Recordar o passado

A direita, na sua matriz caceteira, odiou sempre o 25 de Abril. Na sua vertente urbana e civilizada, considerou que podíamos ter esperado. Ainda nos primórdios da democracia já queria impor ao País, como PR, o ex-comandante do Campo de S. Nicolau, Angola, o general Soares Carneiro que foi candidato a PR da direita urbana. A outra queria Kaulza de Arriaga. Um torcionário já servia à urbana, imagine-se de quem gostaria a outra.

Ramalho Eanes, honradamente, derrotou-o sem apelo nem agravo, com votos dos que recusaram a viagem de regresso a um regime musculado com partidos selecionados.
Qualquer militar que tivesse concorrido a PR, isto é, que tivesse entrado na luta política, jamais poderia eticamente regressar às Forças Armadas. O PM Cavaco Silva empossou-o depois como CEMGFA. Nem precisava de tão negro passado.

Com essa atitude, Cavaco subverteu as regras democráticas, afrontou o PR e mostrou a fibra de que era feito.

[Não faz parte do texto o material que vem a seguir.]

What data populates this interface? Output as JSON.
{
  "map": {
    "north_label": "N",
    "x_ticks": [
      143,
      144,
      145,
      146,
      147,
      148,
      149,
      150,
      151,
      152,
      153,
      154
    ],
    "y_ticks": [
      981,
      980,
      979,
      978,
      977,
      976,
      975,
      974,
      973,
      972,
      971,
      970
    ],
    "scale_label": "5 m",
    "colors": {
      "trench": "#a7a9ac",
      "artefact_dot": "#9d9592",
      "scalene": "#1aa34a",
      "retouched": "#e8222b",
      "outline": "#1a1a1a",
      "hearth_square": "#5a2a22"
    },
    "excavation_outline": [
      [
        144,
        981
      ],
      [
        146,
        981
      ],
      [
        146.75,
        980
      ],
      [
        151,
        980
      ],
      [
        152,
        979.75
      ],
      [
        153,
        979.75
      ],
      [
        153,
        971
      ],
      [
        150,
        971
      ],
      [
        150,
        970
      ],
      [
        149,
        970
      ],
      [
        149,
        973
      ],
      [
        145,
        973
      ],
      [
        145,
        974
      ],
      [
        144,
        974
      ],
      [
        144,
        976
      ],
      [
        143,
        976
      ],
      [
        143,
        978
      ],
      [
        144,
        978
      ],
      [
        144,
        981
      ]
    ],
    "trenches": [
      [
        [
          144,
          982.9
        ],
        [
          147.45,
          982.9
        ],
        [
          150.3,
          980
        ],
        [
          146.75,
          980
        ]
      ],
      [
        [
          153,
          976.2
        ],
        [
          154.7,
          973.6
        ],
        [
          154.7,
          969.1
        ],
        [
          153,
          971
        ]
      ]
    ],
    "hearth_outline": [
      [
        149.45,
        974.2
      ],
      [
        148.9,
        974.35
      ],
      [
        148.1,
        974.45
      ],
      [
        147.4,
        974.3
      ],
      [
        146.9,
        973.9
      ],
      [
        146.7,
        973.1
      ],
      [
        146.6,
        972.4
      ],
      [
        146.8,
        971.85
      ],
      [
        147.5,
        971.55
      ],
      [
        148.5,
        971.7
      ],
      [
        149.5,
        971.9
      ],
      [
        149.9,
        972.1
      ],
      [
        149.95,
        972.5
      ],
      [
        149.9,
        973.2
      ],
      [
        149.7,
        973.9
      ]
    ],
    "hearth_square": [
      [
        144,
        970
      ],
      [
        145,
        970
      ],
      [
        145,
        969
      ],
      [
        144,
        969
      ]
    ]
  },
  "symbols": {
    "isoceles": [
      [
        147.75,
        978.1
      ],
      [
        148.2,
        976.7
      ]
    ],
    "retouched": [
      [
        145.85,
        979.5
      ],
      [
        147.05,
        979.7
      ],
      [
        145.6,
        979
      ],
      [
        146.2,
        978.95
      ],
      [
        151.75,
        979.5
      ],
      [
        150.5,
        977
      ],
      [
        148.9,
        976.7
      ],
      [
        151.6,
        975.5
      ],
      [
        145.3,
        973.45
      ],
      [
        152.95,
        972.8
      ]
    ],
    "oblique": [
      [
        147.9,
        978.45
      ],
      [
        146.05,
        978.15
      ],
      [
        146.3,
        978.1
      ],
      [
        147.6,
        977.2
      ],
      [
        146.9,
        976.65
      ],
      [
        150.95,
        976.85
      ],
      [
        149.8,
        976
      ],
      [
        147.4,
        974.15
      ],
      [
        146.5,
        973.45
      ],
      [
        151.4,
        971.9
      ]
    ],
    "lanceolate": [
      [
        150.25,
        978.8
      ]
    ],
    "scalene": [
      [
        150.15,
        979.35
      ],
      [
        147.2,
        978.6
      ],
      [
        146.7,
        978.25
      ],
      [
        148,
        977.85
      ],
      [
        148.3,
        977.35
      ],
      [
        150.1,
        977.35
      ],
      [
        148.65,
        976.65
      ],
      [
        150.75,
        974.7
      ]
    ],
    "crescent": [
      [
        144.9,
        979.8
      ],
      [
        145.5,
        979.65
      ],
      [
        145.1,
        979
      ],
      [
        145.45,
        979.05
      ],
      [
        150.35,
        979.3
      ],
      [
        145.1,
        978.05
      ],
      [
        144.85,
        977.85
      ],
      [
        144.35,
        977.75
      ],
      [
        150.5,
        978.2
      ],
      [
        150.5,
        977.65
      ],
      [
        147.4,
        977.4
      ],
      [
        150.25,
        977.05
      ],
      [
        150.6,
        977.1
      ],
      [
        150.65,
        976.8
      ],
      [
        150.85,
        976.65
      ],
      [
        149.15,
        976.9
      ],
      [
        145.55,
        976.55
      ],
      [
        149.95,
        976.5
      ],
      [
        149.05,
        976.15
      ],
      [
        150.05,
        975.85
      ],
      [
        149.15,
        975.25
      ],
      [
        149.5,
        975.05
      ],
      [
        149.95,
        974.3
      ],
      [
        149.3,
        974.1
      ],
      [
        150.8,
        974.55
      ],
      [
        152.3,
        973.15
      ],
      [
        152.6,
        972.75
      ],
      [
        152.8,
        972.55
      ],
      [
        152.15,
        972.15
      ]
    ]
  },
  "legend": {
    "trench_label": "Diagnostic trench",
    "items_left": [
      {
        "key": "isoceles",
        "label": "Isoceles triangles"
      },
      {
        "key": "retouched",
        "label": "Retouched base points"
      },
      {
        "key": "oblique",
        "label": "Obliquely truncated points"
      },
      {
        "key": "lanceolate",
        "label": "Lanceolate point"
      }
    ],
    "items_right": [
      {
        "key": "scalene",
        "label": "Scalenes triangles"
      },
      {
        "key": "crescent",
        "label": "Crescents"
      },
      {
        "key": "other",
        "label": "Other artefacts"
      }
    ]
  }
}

Só um eleitorado distraído e que esquece depressa podia ter feito de Cavaco um PR.

Os herdeiros do “Mestre da Banalidade”, como lhe chamou Saramago, estão a disputar a Rui Rio a parte pior do PSD para converterem o partido na próxima União Nacional.
Os ventos parecem correr-lhes de feição, e os fenómenos são cada vez mais violentos e imprevisíveis, na meteorologia e na política.

As esquerdas que se cuidem. Há cordas que, uma vez partidas, nunca mais têm conserto.

Comentários

joao pedro disse…

É verdade que no seu estertor são muito perigosos. Confio, porém, que será nossa A VITÓRIA FINAL.